Scientists at Korea Advanced Institute of Science and Technology (KAIST) have developed a new way of making fuel cell membranes using nanoscale fasteners, paving the way for lower-cost, higher-efficiency and more easily manufactured fuel cells.
The internal workings of fuel cells vary, but basically all types mix hydrogen and oxygen to produce a chemical reaction that delivers usable electricity and exhausts ordinary water as a by-product. One of the most efficient types is the proton exchange membrane (PEM) fuel cell, which operates at low enough temperatures to be used in homes and vehicles.
To generate electricity, PEM fuel cells rely on two chemical compartments separated by a permeable catalyst membrane. This membrane acts as an electrolyte; a negative electrode is bonded to one side of the membrane and a positive electrode is bonded to the other. The electrolyte membrane is often based on a polymer of perfluorosulfonic acid. Due to its high cost, however, a less expensive hydrocarbon-based electrolyte membrane has attracted interest in this technology sector.
Until now, the challenge in adopting such a hydrocarbon membrane has been that the interface between the electrode and hydrocarbon membrane is weak. This causes the membrane to delaminate relatively easily, falling apart and losing efficiency with use.

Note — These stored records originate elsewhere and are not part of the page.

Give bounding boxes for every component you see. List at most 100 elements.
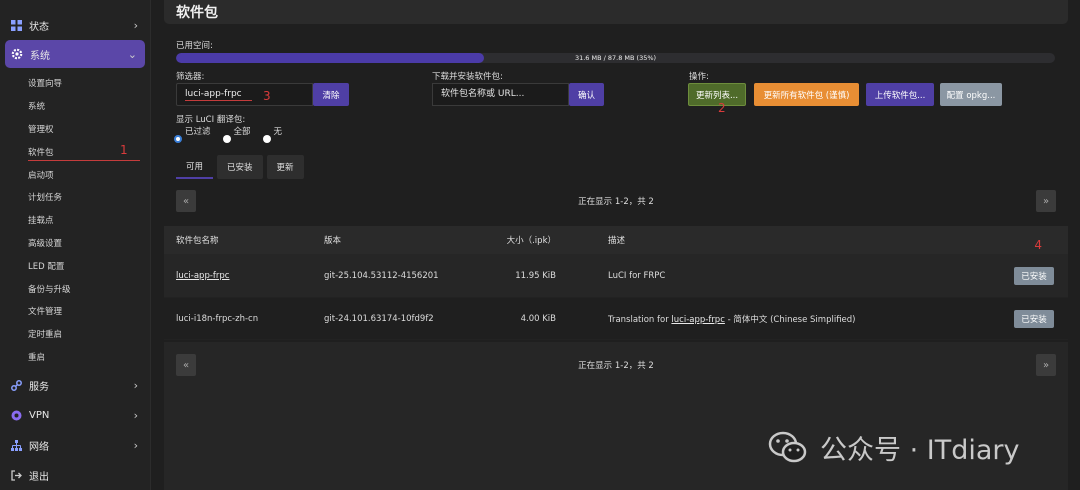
package-description: Translation for luci-app-frpc - 简体中文 (Ch… <box>608 313 856 325</box>
package-description: LuCI for FRPC <box>608 270 666 281</box>
sidebar-subitem[interactable]: 挂载点 <box>0 209 150 232</box>
radio-circle[interactable] <box>174 135 182 143</box>
pager-text: 正在显示 1-2，共 2 <box>578 197 654 207</box>
description-link[interactable]: luci-app-frpc <box>671 315 724 325</box>
watermark: 公众号 · ITdiary <box>768 428 1019 467</box>
chevron-down-icon: ⌄ <box>127 47 137 61</box>
upgrade-all-button[interactable]: 更新所有软件包 (谨慎) <box>754 83 859 106</box>
radio-label: 已过滤 <box>185 127 211 137</box>
chevron-right-icon: › <box>133 18 138 32</box>
annotation-underline <box>185 100 252 101</box>
radio-circle[interactable] <box>222 135 231 143</box>
annotation-underline <box>28 160 140 162</box>
sidebar-subitem-label: 文件管理 <box>28 307 63 318</box>
nav-logout-label: 退出 <box>29 471 49 483</box>
tab[interactable]: 可用 <box>176 155 214 179</box>
installed-button[interactable]: 已安装 <box>1014 266 1054 285</box>
nav-services-label: 服务 <box>29 381 49 393</box>
translation-radio[interactable]: 无 <box>262 125 283 143</box>
radio-label: 无 <box>273 127 283 137</box>
pager-text: 正在显示 1-2，共 2 <box>578 361 654 371</box>
sidebar-subitem[interactable]: 备份与升级 <box>0 277 150 300</box>
table-row: luci-app-frpc git-25.104.53112-4156201 1… <box>164 238 1068 298</box>
watermark-text: 公众号 · ITdiary <box>820 435 1020 466</box>
clear-button[interactable]: 清除 <box>313 83 349 106</box>
annotation-3: 3 <box>263 89 271 103</box>
page-title: 软件包 <box>164 0 1068 24</box>
nav-network[interactable]: 网络 › <box>0 432 150 458</box>
sidebar-subitem[interactable]: 系统 <box>0 95 150 118</box>
gear-icon <box>11 48 23 60</box>
sidebar-subitem[interactable]: 定时重启 <box>0 323 150 346</box>
chevron-right-icon: › <box>133 378 138 392</box>
package-size: 4.00 KiB <box>520 313 556 324</box>
package-name: luci-i18n-frpc-zh-cn <box>176 313 259 324</box>
nav-logout[interactable]: 退出 <box>0 462 150 488</box>
nav-services[interactable]: 服务 › <box>0 372 150 398</box>
translation-radio-group: 已过滤 全部 无 <box>174 125 282 143</box>
translation-label: 显示 LuCI 翻译包: <box>176 115 246 125</box>
filter-input-value: luci-app-frpc <box>185 89 242 99</box>
sidebar-subitem[interactable]: 启动项 <box>0 163 150 186</box>
filter-label: 筛选器: <box>176 72 205 82</box>
header-size: 大小（.ipk） <box>506 236 556 246</box>
sidebar-subitem-label: 定时重启 <box>28 330 63 341</box>
sidebar-subitem[interactable]: 设置向导 <box>0 72 150 95</box>
chevron-right-icon: › <box>133 408 138 422</box>
confirm-button[interactable]: 确认 <box>569 83 604 106</box>
vpn-icon <box>10 409 22 421</box>
header-version: 版本 <box>324 236 342 246</box>
actions-label: 操作: <box>689 72 709 82</box>
sidebar-subitem[interactable]: 软件包 1 <box>0 140 150 163</box>
sidebar-subitem-label: 挂载点 <box>28 216 54 227</box>
storage-progress: 31.6 MB / 87.8 MB (35%) <box>176 53 1055 63</box>
network-icon <box>10 439 22 451</box>
nav-system-label: 系统 <box>30 50 50 62</box>
sidebar-subitem[interactable]: 高级设置 <box>0 232 150 255</box>
translation-radio[interactable]: 已过滤 <box>174 125 211 143</box>
upload-package-button[interactable]: 上传软件包... <box>866 83 934 106</box>
header-name: 软件包名称 <box>176 236 219 246</box>
sidebar-subitem[interactable]: 重启 <box>0 346 150 369</box>
package-controls: 已用空间: 31.6 MB / 87.8 MB (35%) 筛选器: luci-… <box>164 33 1068 213</box>
nav-network-label: 网络 <box>29 441 49 453</box>
package-version: git-24.101.63174-10fd9f2 <box>324 313 434 324</box>
radio-label: 全部 <box>233 127 251 137</box>
tab[interactable]: 更新 <box>266 155 304 179</box>
package-table: 软件包名称 版本 大小（.ipk） 描述 luci-app-frpc git-2… <box>164 226 1068 340</box>
sidebar-subitem-label: 计划任务 <box>28 193 63 204</box>
storage-label: 已用空间: <box>176 41 213 51</box>
package-url-input[interactable]: 软件包名称或 URL... <box>432 83 569 106</box>
update-lists-button[interactable]: 更新列表... <box>688 83 746 106</box>
nav-vpn[interactable]: VPN › <box>0 402 150 428</box>
header-description: 描述 <box>608 236 626 246</box>
sidebar-subitem[interactable]: 计划任务 <box>0 186 150 209</box>
nav-status[interactable]: 状态 › <box>0 12 150 38</box>
nav-system[interactable]: 系统 ⌄ <box>5 40 145 68</box>
sidebar-subitem[interactable]: 文件管理 <box>0 300 150 323</box>
sidebar: 状态 › 系统 ⌄ 设置向导 系统 管理权 软件包 1 启动项 计划任务 挂载点 高级设置 LED… <box>0 0 151 490</box>
installed-button[interactable]: 已安装 <box>1014 309 1054 328</box>
sidebar-subitem-label: LED 配置 <box>28 261 65 272</box>
configure-opkg-button[interactable]: 配置 opkg... <box>940 83 1002 106</box>
table-row: luci-i18n-frpc-zh-cn git-24.101.63174-10… <box>164 298 1068 340</box>
annotation-1: 1 <box>120 143 128 158</box>
chevron-right-icon: › <box>133 438 138 452</box>
tab[interactable]: 已安装 <box>217 155 263 179</box>
sidebar-subitem[interactable]: 管理权 <box>0 118 150 141</box>
system-submenu: 设置向导系统管理权软件包 1 启动项计划任务挂载点高级设置 LED 配置备份与升级文件… <box>0 72 150 368</box>
filter-input[interactable]: luci-app-frpc <box>176 83 313 106</box>
wechat-icon <box>768 431 808 465</box>
nav-vpn-label: VPN <box>29 409 50 421</box>
package-name-link[interactable]: luci-app-frpc <box>176 271 229 281</box>
sidebar-subitem-label: 管理权 <box>28 124 54 135</box>
sidebar-subitem-label: 设置向导 <box>28 79 63 90</box>
sidebar-subitem[interactable]: LED 配置 <box>0 254 150 277</box>
package-size: 11.95 KiB <box>515 270 556 281</box>
pager-next-button[interactable]: » <box>1036 190 1056 212</box>
translation-radio[interactable]: 全部 <box>222 125 251 143</box>
pager-next-button[interactable]: » <box>1036 354 1056 376</box>
pager-bottom: « 正在显示 1-2，共 2 » <box>164 354 1068 376</box>
logout-icon <box>10 469 22 481</box>
radio-circle[interactable] <box>262 135 271 143</box>
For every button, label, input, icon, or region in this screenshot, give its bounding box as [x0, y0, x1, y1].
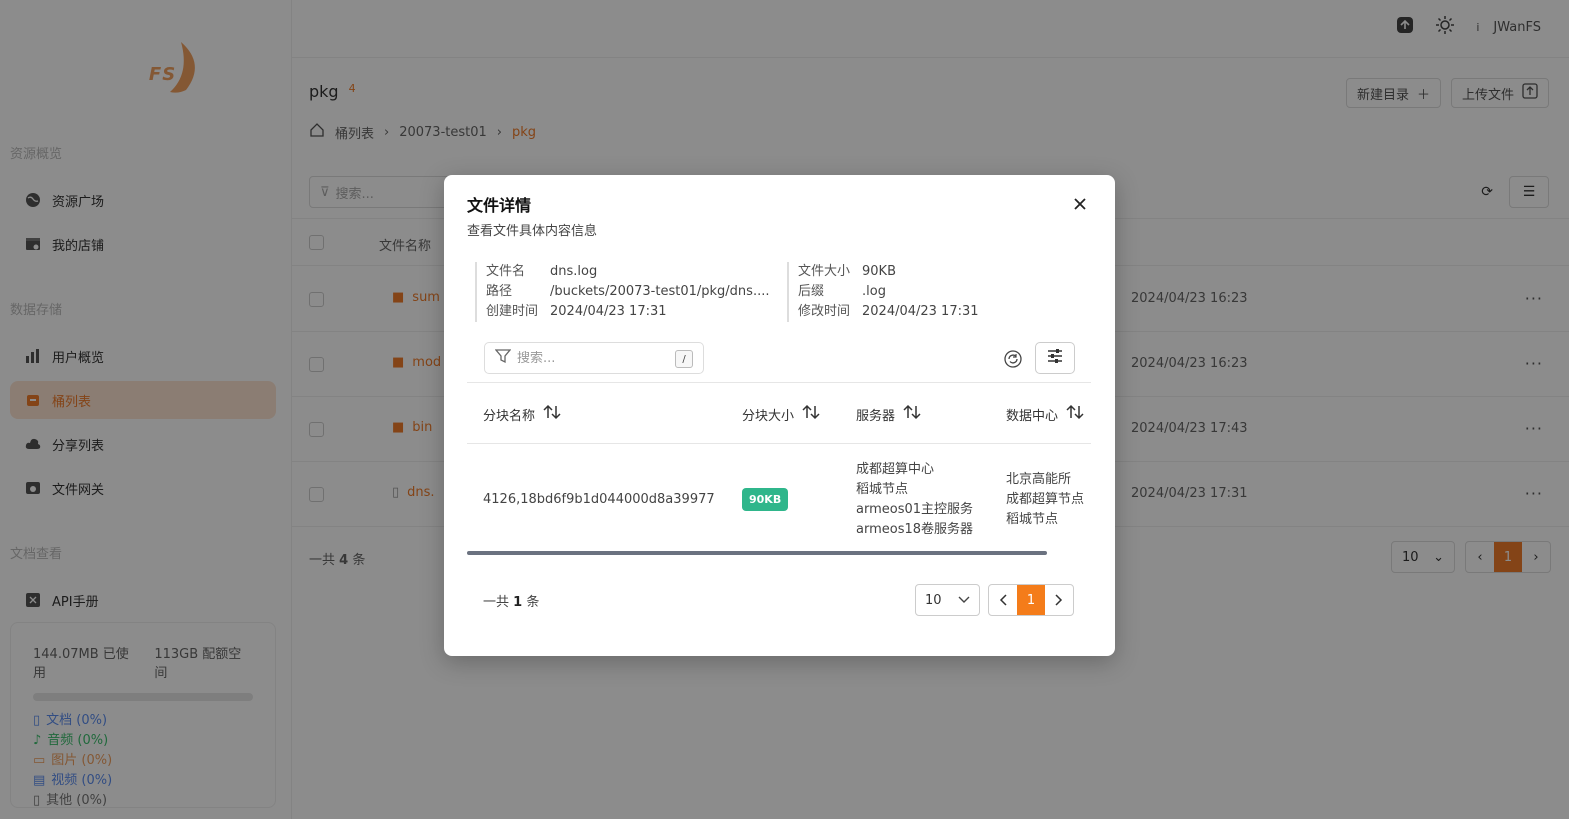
search-shortcut-key: / [675, 350, 693, 368]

Professor Hee-Tak Kim of the Department of Chemical and Biomolecular Engineering at the Korea Advanced Institute of Science and Technology (KAIST) and his research team have developed a new fastening system that bonds the two materials mechanically rather than chemically. This opens the way to the development of fuel cell membranes that are less expensive, easier to manufacture, stronger and more efficient.
The researchers achieved this by moulding a pattern of tiny cylindrical pillars on the face of the hydrocarbon membrane. The pillars protrude into a softened skin of the electrode with heat. The mechanical bond sets and strengthens as the material cools and absorbs water. The pillar-patterned hydrocarbon membrane is cast using silicone moulds.
Professor Kim said, "This physically fastened bond is almost five times stronger and harder to separate than current bonds between the same layers."
The new interlocking method also appears to offer a way to bond many types of hydrocarbon membranes that, until now, have been rejected because they couldn't be fastened robustly. This would make hydrocarbon membranes practical for a number of applications beyond fuel cells such as rechargeable "redox flow" batteries.